Because Supabase generates a RESTful API that is accessible directly from client-side scripts, any user can inspect network traffic and attempt to fetch or modify records. To secure your database tables, you must enable Row Level Security (RLS).


1. What is Row Level Security?

Row Level Security is a security mechanism built directly into PostgreSQL. When RLS is enabled on a table, all queries against that table are filtered by security policies defined in the database.

If a query does not match the rules defined in your RLS policies, PostgreSQL returns an empty array or blocks the transaction, even if the database credentials are correct.

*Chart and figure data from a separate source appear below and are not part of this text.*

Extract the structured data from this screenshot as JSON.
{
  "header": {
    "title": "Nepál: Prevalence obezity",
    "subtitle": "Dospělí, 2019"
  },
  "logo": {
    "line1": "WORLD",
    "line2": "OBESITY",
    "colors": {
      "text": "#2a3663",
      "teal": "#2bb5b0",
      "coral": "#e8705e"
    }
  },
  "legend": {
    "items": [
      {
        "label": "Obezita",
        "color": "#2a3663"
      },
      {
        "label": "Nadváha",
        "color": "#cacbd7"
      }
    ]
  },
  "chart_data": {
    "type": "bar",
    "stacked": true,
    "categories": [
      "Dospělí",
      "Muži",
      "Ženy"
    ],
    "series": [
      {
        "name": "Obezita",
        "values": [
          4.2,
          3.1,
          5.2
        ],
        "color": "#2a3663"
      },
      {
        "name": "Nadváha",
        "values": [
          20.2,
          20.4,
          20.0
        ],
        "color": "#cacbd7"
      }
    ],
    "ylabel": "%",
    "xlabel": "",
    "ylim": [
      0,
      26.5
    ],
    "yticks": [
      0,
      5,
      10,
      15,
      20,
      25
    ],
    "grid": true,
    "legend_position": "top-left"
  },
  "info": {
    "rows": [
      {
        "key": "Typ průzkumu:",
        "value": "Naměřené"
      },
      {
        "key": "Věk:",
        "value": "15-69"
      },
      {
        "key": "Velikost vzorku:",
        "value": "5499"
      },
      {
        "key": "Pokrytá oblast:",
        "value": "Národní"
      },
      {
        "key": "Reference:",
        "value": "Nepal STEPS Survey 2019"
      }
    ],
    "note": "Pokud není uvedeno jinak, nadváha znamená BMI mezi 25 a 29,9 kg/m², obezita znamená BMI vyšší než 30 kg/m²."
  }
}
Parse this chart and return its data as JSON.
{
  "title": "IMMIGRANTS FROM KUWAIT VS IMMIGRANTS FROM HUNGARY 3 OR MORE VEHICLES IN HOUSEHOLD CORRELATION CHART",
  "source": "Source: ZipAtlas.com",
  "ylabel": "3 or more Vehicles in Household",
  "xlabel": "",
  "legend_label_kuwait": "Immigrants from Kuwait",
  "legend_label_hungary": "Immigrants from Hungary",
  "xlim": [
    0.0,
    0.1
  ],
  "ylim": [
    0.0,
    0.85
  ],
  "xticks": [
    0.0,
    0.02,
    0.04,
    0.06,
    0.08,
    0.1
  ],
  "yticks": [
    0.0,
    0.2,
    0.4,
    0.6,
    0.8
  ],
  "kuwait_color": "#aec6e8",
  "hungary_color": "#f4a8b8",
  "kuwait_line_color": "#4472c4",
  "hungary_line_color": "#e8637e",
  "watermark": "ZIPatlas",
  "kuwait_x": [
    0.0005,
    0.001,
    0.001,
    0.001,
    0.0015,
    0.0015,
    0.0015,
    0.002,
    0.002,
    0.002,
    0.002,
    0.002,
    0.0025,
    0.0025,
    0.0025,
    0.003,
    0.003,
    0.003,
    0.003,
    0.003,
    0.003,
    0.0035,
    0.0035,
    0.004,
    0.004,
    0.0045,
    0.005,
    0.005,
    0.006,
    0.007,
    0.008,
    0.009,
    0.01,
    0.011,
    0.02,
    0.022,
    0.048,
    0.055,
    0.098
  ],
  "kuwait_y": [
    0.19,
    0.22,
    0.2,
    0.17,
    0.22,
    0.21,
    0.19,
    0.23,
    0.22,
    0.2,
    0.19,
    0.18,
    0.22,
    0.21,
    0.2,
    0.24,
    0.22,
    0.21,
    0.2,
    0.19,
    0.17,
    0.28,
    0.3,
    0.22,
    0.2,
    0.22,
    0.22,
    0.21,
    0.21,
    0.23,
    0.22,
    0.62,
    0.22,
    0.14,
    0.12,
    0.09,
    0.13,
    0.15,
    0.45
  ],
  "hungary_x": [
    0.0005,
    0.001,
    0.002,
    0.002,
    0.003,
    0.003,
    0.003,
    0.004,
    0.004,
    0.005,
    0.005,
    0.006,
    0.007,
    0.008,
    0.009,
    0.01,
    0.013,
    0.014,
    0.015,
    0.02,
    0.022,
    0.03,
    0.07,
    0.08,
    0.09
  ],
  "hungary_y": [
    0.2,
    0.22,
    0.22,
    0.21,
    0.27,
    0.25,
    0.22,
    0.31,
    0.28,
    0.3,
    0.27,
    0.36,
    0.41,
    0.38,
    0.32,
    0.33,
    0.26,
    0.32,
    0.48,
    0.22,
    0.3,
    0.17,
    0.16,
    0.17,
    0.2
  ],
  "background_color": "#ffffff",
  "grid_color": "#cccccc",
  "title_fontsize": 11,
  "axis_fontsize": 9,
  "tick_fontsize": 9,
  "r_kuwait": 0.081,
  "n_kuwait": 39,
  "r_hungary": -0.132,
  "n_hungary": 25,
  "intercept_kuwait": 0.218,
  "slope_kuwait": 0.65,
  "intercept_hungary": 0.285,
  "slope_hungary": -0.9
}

2. Why Anon Keys are Not Enough

When you configure your client instance:

// Initializing client with public credentials
export const supabase = createClient(SUPABASE_URL, ANON_KEY);

The public ANON_KEY only authorizes access to the PostgREST API gateway; it does not grant access to specific table rows. Without enabling RLS and defining explicit policies:

  • Anyone can bypass your application business logic and query your database tables directly.
  • Users can view or delete records belonging to other users.

3. How RLS Authorizes Requests

When an authenticated user executes a query:

  1. The client sends the user JSON Web Token (JWT) in the request header.
  2. PostgreSQL decodes the JWT to verify the user identity.
  3. PostgreSQL evaluates the table RLS policies using built-in helper functions (like auth.uid() or auth.email()).
  4. Only database rows that evaluate to true are returned in the response payload.